Moonlight Sonata and poetry
Today I listened to Moonlight Sonata, on the ABC Life is Beautiful CD Vol 4 (the "perfect soundtrack to your day"), at work several times. I was just in a Moonlight Sonata mood - and it reminds me of growing up in Tamworth, where my Mum used to play it a lot, for a time, on the little upright piano in the little house in Calala. There is a certain hesitancy and heaviness in the piece. I used to think Mum just couldn't play it very well, as though she was pausing to get all her fingers in the right place before she actually hit the note, sometimes a little too hard, but I have since discovered that that is how it is (and I like it that way) ...
Then I read this post by Abraham Piper, which actually came from Karsten Piper, and filled my lunch time up with poetry. 'Twas a good lunch.
I caught up with my friend Simone from Brisbane on Sunday, who was in Sydney for a song-writer's workshop, and she leant me First of the Last Chances by Sophie Hannah, after some discussion about Sophie Hannah in the past.
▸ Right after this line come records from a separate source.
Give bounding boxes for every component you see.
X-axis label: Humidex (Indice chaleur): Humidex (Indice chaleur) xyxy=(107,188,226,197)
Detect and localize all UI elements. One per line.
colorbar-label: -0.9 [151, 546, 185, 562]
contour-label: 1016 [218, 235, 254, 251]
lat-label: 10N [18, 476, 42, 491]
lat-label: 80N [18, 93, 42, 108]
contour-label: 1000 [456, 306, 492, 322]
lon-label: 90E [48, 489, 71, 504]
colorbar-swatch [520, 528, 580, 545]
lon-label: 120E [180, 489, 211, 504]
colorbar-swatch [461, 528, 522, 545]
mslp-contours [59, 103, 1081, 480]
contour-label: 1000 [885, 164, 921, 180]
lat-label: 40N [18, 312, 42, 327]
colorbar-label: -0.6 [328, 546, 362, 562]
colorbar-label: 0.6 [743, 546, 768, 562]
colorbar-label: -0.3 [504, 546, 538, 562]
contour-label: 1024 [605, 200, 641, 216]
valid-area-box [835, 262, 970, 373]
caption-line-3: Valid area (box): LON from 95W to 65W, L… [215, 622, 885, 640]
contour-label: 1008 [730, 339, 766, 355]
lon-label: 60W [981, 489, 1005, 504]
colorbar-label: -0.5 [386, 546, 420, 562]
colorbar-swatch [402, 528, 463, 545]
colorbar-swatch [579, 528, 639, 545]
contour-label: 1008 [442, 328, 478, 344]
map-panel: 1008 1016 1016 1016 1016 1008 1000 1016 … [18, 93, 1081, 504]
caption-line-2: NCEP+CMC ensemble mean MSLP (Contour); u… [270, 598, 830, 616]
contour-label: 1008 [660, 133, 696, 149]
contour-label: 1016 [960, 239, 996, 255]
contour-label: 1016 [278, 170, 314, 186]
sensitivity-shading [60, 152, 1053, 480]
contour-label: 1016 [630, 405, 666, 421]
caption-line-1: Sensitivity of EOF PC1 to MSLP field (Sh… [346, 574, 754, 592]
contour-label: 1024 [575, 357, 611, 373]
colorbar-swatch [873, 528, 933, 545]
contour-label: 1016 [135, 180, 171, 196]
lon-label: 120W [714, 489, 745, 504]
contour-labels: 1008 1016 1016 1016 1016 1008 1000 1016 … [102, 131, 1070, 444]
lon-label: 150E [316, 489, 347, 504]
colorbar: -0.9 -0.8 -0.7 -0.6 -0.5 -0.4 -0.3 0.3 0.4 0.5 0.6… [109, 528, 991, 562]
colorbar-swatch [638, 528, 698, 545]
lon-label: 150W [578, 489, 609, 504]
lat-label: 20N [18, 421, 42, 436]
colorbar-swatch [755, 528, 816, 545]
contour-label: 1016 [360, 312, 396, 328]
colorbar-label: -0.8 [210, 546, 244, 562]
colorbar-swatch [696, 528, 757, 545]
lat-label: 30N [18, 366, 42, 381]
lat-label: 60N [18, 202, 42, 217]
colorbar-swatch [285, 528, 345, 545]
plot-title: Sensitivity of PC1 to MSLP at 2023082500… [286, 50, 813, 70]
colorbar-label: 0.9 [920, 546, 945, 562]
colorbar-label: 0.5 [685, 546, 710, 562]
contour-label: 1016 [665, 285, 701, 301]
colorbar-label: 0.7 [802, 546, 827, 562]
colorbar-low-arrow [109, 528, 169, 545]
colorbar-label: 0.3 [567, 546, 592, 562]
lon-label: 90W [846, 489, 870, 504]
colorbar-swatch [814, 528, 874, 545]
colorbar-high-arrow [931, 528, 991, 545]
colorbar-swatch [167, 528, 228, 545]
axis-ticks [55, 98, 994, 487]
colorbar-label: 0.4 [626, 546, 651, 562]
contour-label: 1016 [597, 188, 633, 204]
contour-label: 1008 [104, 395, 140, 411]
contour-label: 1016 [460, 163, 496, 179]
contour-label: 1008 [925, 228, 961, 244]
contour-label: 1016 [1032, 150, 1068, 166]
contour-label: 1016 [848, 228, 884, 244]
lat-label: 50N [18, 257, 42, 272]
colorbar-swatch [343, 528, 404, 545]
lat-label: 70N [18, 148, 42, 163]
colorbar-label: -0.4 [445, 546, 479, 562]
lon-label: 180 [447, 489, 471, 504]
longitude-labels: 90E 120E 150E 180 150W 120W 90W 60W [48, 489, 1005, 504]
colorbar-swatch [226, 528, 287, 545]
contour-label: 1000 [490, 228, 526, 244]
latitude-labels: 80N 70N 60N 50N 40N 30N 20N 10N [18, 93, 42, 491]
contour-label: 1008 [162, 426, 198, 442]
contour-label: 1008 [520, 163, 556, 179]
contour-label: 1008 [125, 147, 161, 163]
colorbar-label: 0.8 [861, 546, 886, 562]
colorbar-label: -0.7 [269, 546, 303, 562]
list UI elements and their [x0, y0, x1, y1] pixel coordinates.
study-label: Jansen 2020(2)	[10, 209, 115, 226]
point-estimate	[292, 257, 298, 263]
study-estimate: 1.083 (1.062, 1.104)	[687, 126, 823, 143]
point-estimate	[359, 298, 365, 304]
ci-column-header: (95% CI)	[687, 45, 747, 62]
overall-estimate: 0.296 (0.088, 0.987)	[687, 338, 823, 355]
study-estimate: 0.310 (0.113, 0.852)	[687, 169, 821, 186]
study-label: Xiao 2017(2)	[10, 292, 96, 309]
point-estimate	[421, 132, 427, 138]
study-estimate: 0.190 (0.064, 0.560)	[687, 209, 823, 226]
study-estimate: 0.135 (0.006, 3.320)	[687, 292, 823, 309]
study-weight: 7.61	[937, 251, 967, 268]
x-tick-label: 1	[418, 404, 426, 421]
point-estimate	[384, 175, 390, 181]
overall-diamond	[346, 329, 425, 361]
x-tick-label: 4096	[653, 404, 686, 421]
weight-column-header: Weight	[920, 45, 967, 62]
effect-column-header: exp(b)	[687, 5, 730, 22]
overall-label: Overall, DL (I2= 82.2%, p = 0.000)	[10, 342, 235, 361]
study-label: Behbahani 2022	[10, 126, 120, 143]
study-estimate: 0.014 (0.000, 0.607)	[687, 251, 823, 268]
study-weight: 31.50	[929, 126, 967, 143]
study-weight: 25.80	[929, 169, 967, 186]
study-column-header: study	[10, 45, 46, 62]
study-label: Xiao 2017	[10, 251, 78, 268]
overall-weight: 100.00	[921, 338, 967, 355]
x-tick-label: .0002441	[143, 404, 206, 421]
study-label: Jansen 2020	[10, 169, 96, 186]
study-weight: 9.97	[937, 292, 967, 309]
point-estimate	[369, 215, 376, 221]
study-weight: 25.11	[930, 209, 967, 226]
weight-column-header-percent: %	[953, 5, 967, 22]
I read the whole book in bed one night in that thirsting search for the poem that would resonant somewhere. I didn't find it that night, though I do like the title poem, but I'm going to give it more than one late-night read.
P.S. Apologies for all these short and somewhat frivolous posts of late. I am a little pressed for time after hours indexing a book on Greek verbs for Con Campbell and formatting the Equal but Different magazine (and still managing to consume enough time in blogland without putting a whole lot of thought into my own posts).